Le projet d'arrêté précise d'abord le périmètre de la réglementation. L'interdiction vise « les huiles produites à partir de charges d'alimentation dérivées d'hydrocarbures pétroliers utilisées pour la fabrication d'encres ». L'interdiction s'appliquera aux emballages et papiers imprimés produits ou importés après le 1er janvier 2023 (avec en outre un délai d'écoulement des stocks de douze mois). De fait, l'interdiction visant les emballages est ainsi reportée d'un an.

Le ministère de la Transition écologique propose d'interdire deux types de substances.

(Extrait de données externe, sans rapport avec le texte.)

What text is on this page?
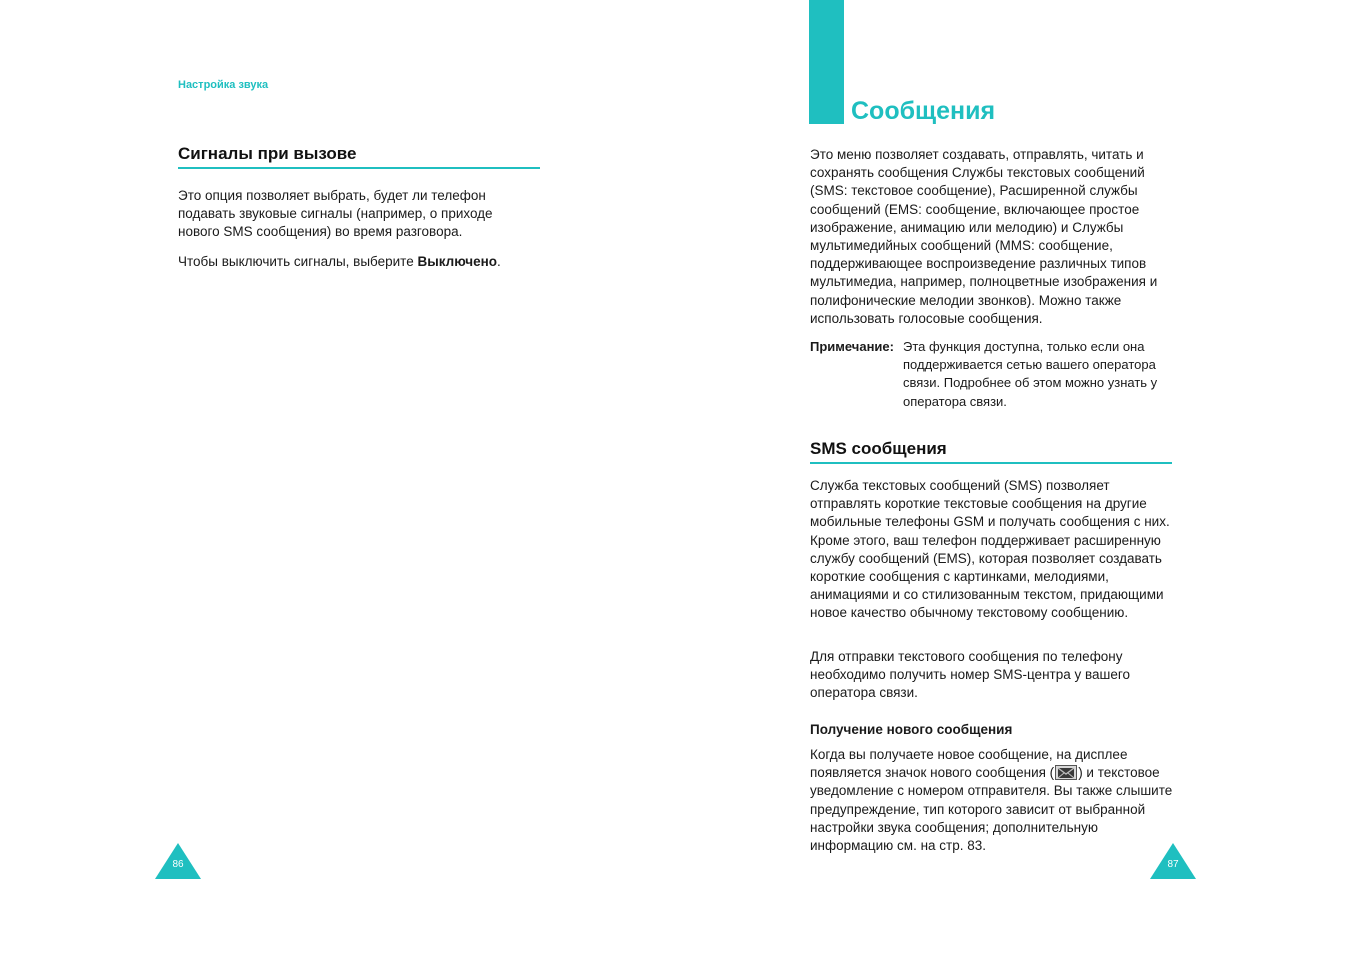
Настройка звука
Сигналы при вызове
Это опция позволяет выбрать, будет ли телефон подавать звуковые сигналы (например, о приходе нового SMS сообщения) во время разговора.
Чтобы выключить сигналы, выберите Выключено.
86
Сообщения
Это меню позволяет создавать, отправлять, читать и сохранять сообщения Службы текстовых сообщений (SMS: текстовое сообщение), Расширенной службы сообщений (EMS: сообщение, включающее простое изображение, анимацию или мелодию) и Службы мультимедийных сообщений (MMS: сообщение, поддерживающее воспроизведение различных типов мультимедиа, например, полноцветные изображения и полифонические мелодии звонков). Можно также использовать голосовые сообщения.
Примечание: Эта функция доступна, только если она поддерживается сетью вашего оператора связи. Подробнее об этом можно узнать у оператора связи.
SMS сообщения
Служба текстовых сообщений (SMS) позволяет отправлять короткие текстовые сообщения на другие мобильные телефоны GSM и получать сообщения с них. Кроме этого, ваш телефон поддерживает расширенную службу сообщений (EMS), которая позволяет создавать короткие сообщения с картинками, мелодиями, анимациями и со стилизованным текстом, придающими новое качество обычному текстовому сообщению.
Для отправки текстового сообщения по телефону необходимо получить номер SMS-центра у вашего оператора связи.
Получение нового сообщения
Когда вы получаете новое сообщение, на дисплее появляется значок нового сообщения ( ) и текстовое уведомление с номером отправителя. Вы также слышите предупреждение, тип которого зависит от выбранной настройки звука сообщения; дополнительную информацию см. на стр. 83.
87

Les premières sont les hydrocarbures aromatiques d'huile minérale (MOAH) comprenant de 1 à 7 cycles aromatiques. Cette interdiction s'applique, lorsque la concentration en masse dans l'encre des substances est supérieure à 0,1 %. À partir de janvier 2025, le seuil est abaissé à une partie par milliard (ppb), soit 0,0000001 %, s'agissant des composés de 3 à 7 cycles aromatiques.

Seconde catégorie de substances interdites : les hydrocarbures saturés d'huile minérale (MOSH) comportant de 16 à 35 atomes de carbone. L'interdiction porte sur les encres en contenant plus de 1 %. En 2025, seront interdites celles contenant plus de 0,1 % de MOSH.

Le respect de ces conditions peut être vérifié « avant ou après application ou impression », prévoit le projet. Il fixe aussi une exception pour les emballages, impressions, prospectus et catalogues « pour lesquels une disposition communautaire autorise expressément l'usage d'encres comportant des huiles minérales ».